In morte dello...   spettacolo dal vivo

Nei giorni scorsi il Teatro Argentina di Roma ha presentato alla stampa, intervenuta numerosa per l’evento, un consuntivo triennale delle sue attività per il periodo 2014-2016. L’occasione è stata dettata, in particolare, dalla scadenza dell’attuale Consiglio di amministrazione (che, per amore di trasparenza voluta dal sindaco Virginia Raggi, verrà rinnovato attraverso una non meglio specificata “gara pubblica”, sul modello milanese), presieduto da Marino Sinibaldi. All’incontro, oltre al direttore Antonio Calbi e al presidente, hanno partecipato l’assessore regionale alla Cultura Lidia Ravera e l’assessore comunale alla Crescita culturale, Luca Bergamo.
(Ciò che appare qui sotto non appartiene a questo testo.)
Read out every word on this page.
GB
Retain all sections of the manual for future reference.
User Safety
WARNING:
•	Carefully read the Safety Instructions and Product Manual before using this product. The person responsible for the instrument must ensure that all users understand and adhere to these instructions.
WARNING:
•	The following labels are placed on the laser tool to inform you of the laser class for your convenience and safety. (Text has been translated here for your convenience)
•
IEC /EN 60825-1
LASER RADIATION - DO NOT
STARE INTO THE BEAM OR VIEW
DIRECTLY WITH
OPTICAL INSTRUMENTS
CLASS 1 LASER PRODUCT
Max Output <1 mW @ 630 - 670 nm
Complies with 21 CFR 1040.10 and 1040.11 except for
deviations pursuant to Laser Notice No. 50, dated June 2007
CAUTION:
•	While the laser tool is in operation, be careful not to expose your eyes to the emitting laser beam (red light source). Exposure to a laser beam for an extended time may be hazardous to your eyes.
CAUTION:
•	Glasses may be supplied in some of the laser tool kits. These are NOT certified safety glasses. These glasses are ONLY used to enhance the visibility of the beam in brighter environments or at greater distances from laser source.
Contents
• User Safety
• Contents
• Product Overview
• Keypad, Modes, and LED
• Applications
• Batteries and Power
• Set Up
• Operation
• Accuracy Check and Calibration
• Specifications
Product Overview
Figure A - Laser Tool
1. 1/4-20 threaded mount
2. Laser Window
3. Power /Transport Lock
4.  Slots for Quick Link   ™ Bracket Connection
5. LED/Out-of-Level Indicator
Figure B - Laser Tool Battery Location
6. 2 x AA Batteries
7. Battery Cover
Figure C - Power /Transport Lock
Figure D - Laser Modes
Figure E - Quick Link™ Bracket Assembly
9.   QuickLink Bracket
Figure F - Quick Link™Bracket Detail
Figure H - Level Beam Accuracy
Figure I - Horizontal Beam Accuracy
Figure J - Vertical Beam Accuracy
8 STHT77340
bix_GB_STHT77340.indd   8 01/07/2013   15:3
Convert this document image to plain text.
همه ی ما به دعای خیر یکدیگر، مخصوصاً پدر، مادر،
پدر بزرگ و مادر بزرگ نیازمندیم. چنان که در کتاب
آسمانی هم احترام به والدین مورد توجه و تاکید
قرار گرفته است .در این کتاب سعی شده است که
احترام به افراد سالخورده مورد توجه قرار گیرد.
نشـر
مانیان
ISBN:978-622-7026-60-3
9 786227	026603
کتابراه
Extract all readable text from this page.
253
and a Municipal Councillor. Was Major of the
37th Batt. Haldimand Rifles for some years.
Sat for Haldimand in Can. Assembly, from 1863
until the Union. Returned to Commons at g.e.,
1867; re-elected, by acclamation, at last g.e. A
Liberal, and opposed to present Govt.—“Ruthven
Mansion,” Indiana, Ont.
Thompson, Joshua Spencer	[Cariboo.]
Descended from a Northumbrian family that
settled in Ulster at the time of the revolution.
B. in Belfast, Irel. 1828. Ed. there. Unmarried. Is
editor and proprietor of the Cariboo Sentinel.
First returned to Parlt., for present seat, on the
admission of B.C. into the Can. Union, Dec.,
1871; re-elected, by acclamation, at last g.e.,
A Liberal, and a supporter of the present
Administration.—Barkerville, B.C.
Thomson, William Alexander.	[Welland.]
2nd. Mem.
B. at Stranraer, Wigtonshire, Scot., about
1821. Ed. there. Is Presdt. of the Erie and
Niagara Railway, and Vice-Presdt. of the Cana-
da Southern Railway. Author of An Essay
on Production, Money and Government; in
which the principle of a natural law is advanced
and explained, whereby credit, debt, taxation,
Per l’occasione, in riferimento al triennio, sono state illustrate le statistiche dei più volte rivendicati successi della gestione amministrativa e artistica in scadenza, con particolare riferimento al considerevole incremento delle alzate di sipario (+ 400 per cento), degli eventi culturali (+ 186 per cento), del coinvolgimento della società civile e, infine, del pieno impiego della struttura e delle maestranze teatrali, suddivise nei due complessi dell’Argentina e dell’India. Anche i ricavi al botteghino sono cresciuti in media del 25 per cento e la vendita on-line è aumentata del 54 per cento, con forte incremento di abbonati (+ 137 per cento), card libere (+ 265 per cento) e di quelle under 18 (+ 177 per cento). Anche se, a onor del vero, nel 2016 il Teatro di Roma ha perduto circa 30mila spettatori rispetto all’anno precedente.

I “peana”, in merito, sono quelli che da sempre circolano nell’ambito del teatro dal vivo: il mancato accesso paritario al finanziamento pubblico di ministero, ente regionale e Comune. Con una certa sorpresa, l’assessore Bergamo ha voluto affrontare sul piano amministrativo l’annosa questione del teatro forse più famoso d’Italia: il Valle, occupato per lunghi anni e ridotto in condizioni tali da dover essere ristrutturato integralmente, anche in ragione del suo necessario adeguamento alle vigenti normative di sicurezza. La circostanza sconcertante è che i ritardi imperdonabili con i quali si sta procedendo al tutto riguardano questioni amministrative che ritenevamo scontate, del tipo: “Di chi è il Valle?”. E ancora peggio: i dirigenti amministrativi del Comune di Roma sono letteralmente paralizzati e intimoriti dal controllo incombente dell’Autorità nazionale anticorruzione di Raffaele Cantone, a causa del proliferare di norme che nessuno sa gestire a livello di provvedimenti. Del tipo: “Quale articolo, comma e legge debbo applicare in questo caso?”. Quindi, come al solito (invito un po’ tutti, in merito, a rileggersi “Capitale infetta”, agghiacciante libro-testimonianza dell’ex assessore alla Trasparenza della Giunta Marino, Alfonso Sabella), si arriva puntualmente alla somma urgenza, in modo da procedere con rito abbreviato per la scelta a trattativa privata del contraente.

Bergamo e il Movimento 5 Stelle invece di lamentarsi dovrebbero porsi il ben più importante dilemma di come si seleziona la dirigenza amministrativa locale e come si deve fare per licenziare tempestivamente personale incapace e infedele! Poi bisogna un po’ domandarsi se sia lecito, o meno, per non far morire lo spettacolo dal vivo (e quindi uccidere nella culla gli artisti più meritevoli), introdurre anche in questo ambito sane regole di mercato che evitino come la peste il “todos caballeros” del riconoscimento diffuso (come accade qui da noi) di teatri nazionali che altrove - vedi in Francia - non sarebbero mai riconosciuti tali.

Siccome l’invasione dialettica di Bergamo ha impedito ai colleghi di fare domande interessanti, mi si consenta di fare alcune osservazioni per iscritto. In primo luogo: che s’ha da intendere per “produttività e mercato dello spettacolo dal vivo”? Secondo me, un parametro accettabile è quello che si utilizza per l’export. Ovvero: quanti degli spettacoli autoprodotti hanno circolato a livello nazionale e quanto hanno guadagnato complessivamente tra botteghino e sponsorizzazioni?

Secondo: a partire dal punto precedente, una volta stilata la classifica triennale a livello nazionale in base al parametro di cui sopra, chi risulterà tra i primi della sua classe, per ordine di grandezza, avrà diritto (in modo proporzionale ai ricavi totali della sua produttività) a vedersi riconosciuto un contributo pubblico qualificato. Così, facendo prevalere il “mercato” e il giudizio del pubblico sarà molto più facile capire chi merita e chi no. Altre idee in proposito?